Rémunérer les indicateurs qui signalent des fraudes est légal depuis 2017 en France et le gouvernement cherche à encourager encore davantage ces aviseurs fiscaux afin qu’ils dévoilent des fraudes toujours plus importantes. Alors aviseur fiscal, un métier d’avenir ?
Très rémunérateur, le renseignement auprès de l’administration fiscale est une pratique qui remonte à l’Antiquité. Déjà, sous l’Empire romain, certains n’hésitent pas à dénoncer un voisin qui se soustrait à l’impôt dans la plus grande discrétion. Les siècles ont passé et les manières de procéder ont évolué mais l’idée reste la même : fournir au fisc un renseignement susceptible de déceler une fraude en échange d’une récompense financière.
L’aviseur fiscal, terme créé par le gouvernement en 2017 pour nuancer l’idée de délation, est donc bien à distinguer du lanceur d’alerte qui agit, lui, de manière désintéressé au service du collectif ou d’un idéal.
Le débat resurgit sur cette façon de dénoncer les fraudeurs.
La délation fiscale a plus ou moins toujours existé en France mais de manière opaque et officieuse. Cette pratique est d’ailleurs mise officiellement sous le tapis en 2004 par Nicolas Sarkozy, alors ministre des Finances.
Le socialiste Michel Sapin tente de la remettre au goût du jour en 2015 en proposant de rémunérer les aviseurs fiscaux en échange de renseignements. L’objectif étant d’institutionnaliser la pratique en lui offrant un cadre légal, il y parvient en 2017 en l’intégrant à la loi des finances, non sans mal. Car d’abord découragé par les réactions provoquées par son idée, Michel Sapin abandonne son projet. Mais un an plus tard, le scandale des Panama Papers qui révèlent des chiffres astronomiques en matière d’évasion fiscale lui permettent de prouver l’utilité de disposer d’un tel outil pour débusquer les fraudeurs du fisc.
100 millions d’euros de redressement grâce aux signalements
Depuis la loi des finances de 2017, il est donc possible d’être indemnisé (selon la formule officielle) pour un renseignement fiscal donné à l’administration. C’est cette dernière qui fixe le montant de l’indemnisation, en fonction de l’importance et de la qualité de l’information donnée. Près de cent personnes ont déjà pris cette initiative et, selon un rapport publié fin 2019, ces délations ont permis de procéder à plus de 100 millions d’euros de redressement fiscal, particulièrement en matière d’impôt sur le revenu, qui représente la grande majorité des fraudes fiscales.

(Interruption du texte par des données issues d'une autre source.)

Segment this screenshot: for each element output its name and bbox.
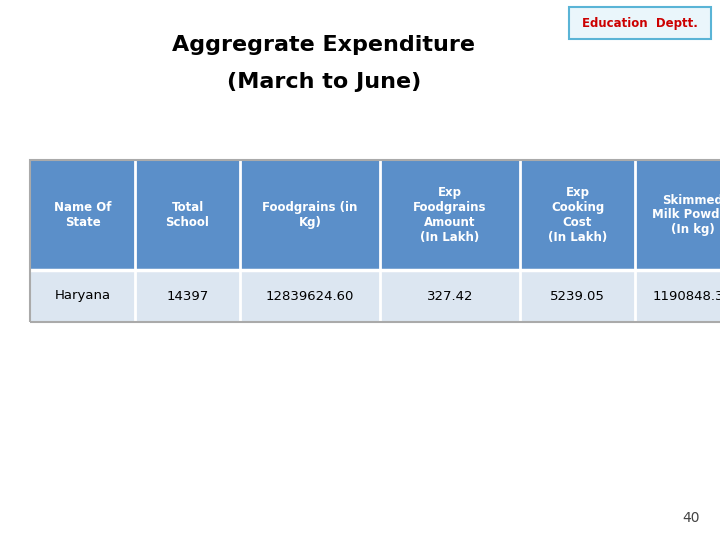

Le renseignement est toutefois soumis à un plafond d’indemnisation d’un million d’euros. Trop peu, selon le gouvernement LREM qui envisage de déplafonner cette somme afin d’encourager des délations encore plus importantes. Gérald Darmanin, le ministre de l’Action et des Comptes publics, s’est déclaré en faveur d’une amélioration du dispositif actuel, en expliquant que certaines informations ne sont pas divulguées car de potentiels informateurs estiment que l’indemnisation n’est pas à la hauteur du risque encouru. Le ministre envisage donc de supprimer ce plafond mais pour en créer un autre, plus élevé cette fois.
Un souci d’éthique
Afin de renforcer le dispositif, il est aussi prévu d’étendre le champ de ces renseignements à la fraude à la TVA. Et, à l’image de ce qu’il se fait en matière de police, les renseignements les plus importants pourraient être classés en « confidentiel défense » afin que les aviseurs puissent être mieux protégés.
Par ailleurs, les réseaux sociaux peuvent être désormais utilisés par le fisc ou les douanes afin de déceler des irrégularités. Les données collectées par ces administrations peuvent être intégrées aux dossiers et enquêtes pour aider à établir s’il y a eu une fraude. Il est donc possible pour un aviseur fiscal de signaler quelqu’un au fisc en soumettant un profil Facebook ou Instagram, par exemple.
La France n’est pas la seule à institutionnaliser le renseignement fiscal puisque des pays comme le Royaume-Uni, le Danemark, le Canada ou les Etats-Unis légalisent cette pratique depuis plusieurs décennies. Seulement, il est évident qu’elle pose un problème d’éthique et de moralité. En effet, si la dénonciation fiscale peut être assimilée à un acte socialement utile, la rémunération de la délation pose un cas de conscience. Mais l’Etat assure que les dénoncés ne seront inquiétés que si les renseignements obtenus l’ont été régulièrement.
Une posture qui ne convainc pas tout le monde et peine à faire l’unanimité. Alors faut-il laisser courir les tricheurs ou récompenser ceux qui les dénoncent ? Le débat est ouvert!